Her hair was seal-slick from her shower, already pinned up. She was going to get it cut at Fort Drum, she’d told him. She poured the coffee into a travel mug. “Ready.”
They were quiet on the drive to Latham. The sky was sheet-metal gray, promising more snow by noon. She looked out the window, watching the Northway roll by, and it felt like she had already left him.

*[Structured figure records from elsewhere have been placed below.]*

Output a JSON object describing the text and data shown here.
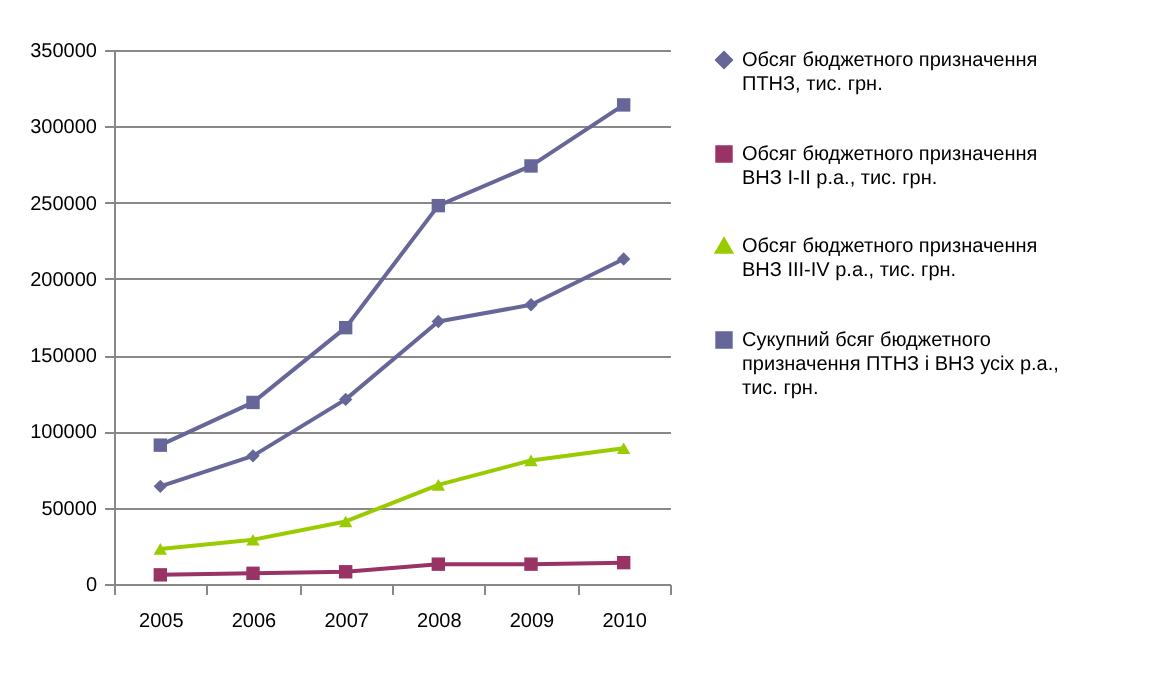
{
  "chart_data": {
    "type": "line",
    "categories": [
      "2005",
      "2006",
      "2007",
      "2008",
      "2009",
      "2010"
    ],
    "ylim": [
      0,
      350000
    ],
    "yticks": [
      0,
      50000,
      100000,
      150000,
      200000,
      250000,
      300000,
      350000
    ],
    "grid": "y",
    "legend": "right",
    "series": [
      {
        "name": "Обсяг бюджетного призначення ПТНЗ, тис. грн.",
        "color": "#666699",
        "marker": "diamond",
        "values": [
          64000,
          84000,
          121000,
          172000,
          183000,
          213000
        ]
      },
      {
        "name": "Обсяг бюджетного призначення ВНЗ І-ІІ р.а., тис. грн.",
        "color": "#993366",
        "marker": "square",
        "values": [
          6000,
          7000,
          8000,
          13000,
          13000,
          14000
        ]
      },
      {
        "name": "Обсяг бюджетного призначення ВНЗ ІІІ-ІV р.а., тис. грн.",
        "color": "#99cc00",
        "marker": "triangle",
        "values": [
          23000,
          29000,
          41000,
          65000,
          81000,
          89000
        ]
      },
      {
        "name": "Сукупний бсяг бюджетного призначення ПТНЗ і ВНЗ усіх р.а., тис. грн.",
        "color": "#666699",
        "marker": "square",
        "values": [
          91000,
          119000,
          168000,
          248000,
          274000,
          314000
        ]
      }
    ]
  }
}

“I’d like you to just drop me off at the depot,” she said, as he threaded his way through the Albany traffic.
“Okay.”
“They’re going to have one of those send-offs, with a band, and the young wives dressed up in red, white, and blue, and parents trying not to cry. I hate those.”
“Okay.”
She rubbed her hands along her BDUs. Past Albany, now, coming up on Latham. Had Linda felt this way when he had deployed to the Gulf and to Panama? How did she stand it? He shot a fierce apology to the place where he kept her memory.
Clare turned to him. “What are you thinking?”
“I’ve changed my mind. I don’t think women should be anywhere near any combat zone at any time.”
She laughed.
And there they were, at the gate, showing her ID, pulling onto the tarmac outside the depot. Gunship gray buses were lined up nose to tail, waiting to take the battalion to Fort Drum. They both stared at them.
He moved first, getting out of the truck, hoisting her rucksack, opening the door for her. She jumped down. “Thanks.”
She looked up at him, like she wanted to say something but didn’t know where to begin. He knew how she felt. He was afraid if he started talking they’d be there all day, he had so much stuff in his head. Instead, he pulled her into a hard embrace. They stayed like that for a long time. She pulled away first. He had always suspected she was stronger than he was.